Long-term storage? Isn’t that related to scalability? Well, yes. But there are some extra things to take into account here. If the underlying blockchain system has some mechanism in place where nodes are not required to store full copies of the blockchain (so called ‘light nodes’), then this might mean that data stored in the blockchain is only served by a limited number of nodes, or in an extreme case not even at all (although that would mean not a single node on earth maintaining a full copy of the chain, quite far-fetched, I know)! When there are only a few nodes serving specific data that is stored in the chain, this opens up new possibilities for attacking the blockchain system by e.g. constantly harassing those nodes with some form of a DOS attack, or by having them hold this unique data hostage in some other way. I think there is an opportunity here to build a blockchain system on top of a content addressed network (e.g.
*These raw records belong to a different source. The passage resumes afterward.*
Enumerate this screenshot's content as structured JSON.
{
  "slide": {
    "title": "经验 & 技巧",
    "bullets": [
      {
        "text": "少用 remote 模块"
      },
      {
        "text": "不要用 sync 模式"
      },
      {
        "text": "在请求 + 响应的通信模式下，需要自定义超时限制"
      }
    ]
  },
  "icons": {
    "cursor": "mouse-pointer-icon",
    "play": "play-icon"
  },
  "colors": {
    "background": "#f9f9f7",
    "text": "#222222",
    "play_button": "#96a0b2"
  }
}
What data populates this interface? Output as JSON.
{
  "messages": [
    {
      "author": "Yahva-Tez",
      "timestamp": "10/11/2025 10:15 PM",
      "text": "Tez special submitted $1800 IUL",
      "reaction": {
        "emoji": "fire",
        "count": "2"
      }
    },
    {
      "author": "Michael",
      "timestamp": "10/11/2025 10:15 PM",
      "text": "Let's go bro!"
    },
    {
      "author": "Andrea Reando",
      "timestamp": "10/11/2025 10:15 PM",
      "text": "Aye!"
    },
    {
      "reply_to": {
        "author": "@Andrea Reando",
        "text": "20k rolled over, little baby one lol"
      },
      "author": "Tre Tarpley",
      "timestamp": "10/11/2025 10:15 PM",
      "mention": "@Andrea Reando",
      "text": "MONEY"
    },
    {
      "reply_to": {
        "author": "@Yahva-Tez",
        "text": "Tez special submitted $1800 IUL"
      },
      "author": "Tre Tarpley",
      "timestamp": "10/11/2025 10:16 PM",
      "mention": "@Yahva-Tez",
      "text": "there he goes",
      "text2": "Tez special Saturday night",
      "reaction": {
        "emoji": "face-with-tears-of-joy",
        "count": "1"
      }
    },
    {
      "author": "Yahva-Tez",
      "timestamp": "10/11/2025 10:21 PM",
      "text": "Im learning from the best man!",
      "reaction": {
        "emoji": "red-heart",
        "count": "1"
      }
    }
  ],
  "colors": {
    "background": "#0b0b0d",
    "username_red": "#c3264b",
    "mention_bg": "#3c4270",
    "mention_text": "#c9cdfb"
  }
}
IPFS), which would reduce the likelihood of this situation ever happening by quite a bit, as well as possily increasing the performance since popular data is likely to be stored somewhere geographically close to your location. It could also possibly lead to a cost decrease for storing data in systems like Ethereum.

There are still some topics missing on this list, and I might elaborate on those in a future post, but I think this is enough blockchain skepticism for today. The point I’ve been trying to get across with this post is that I don’t see blockchain-based applications becoming widespread before these issues are solved to a satisfactory degree, and that there is still a good ways to go before this field can be considered mature.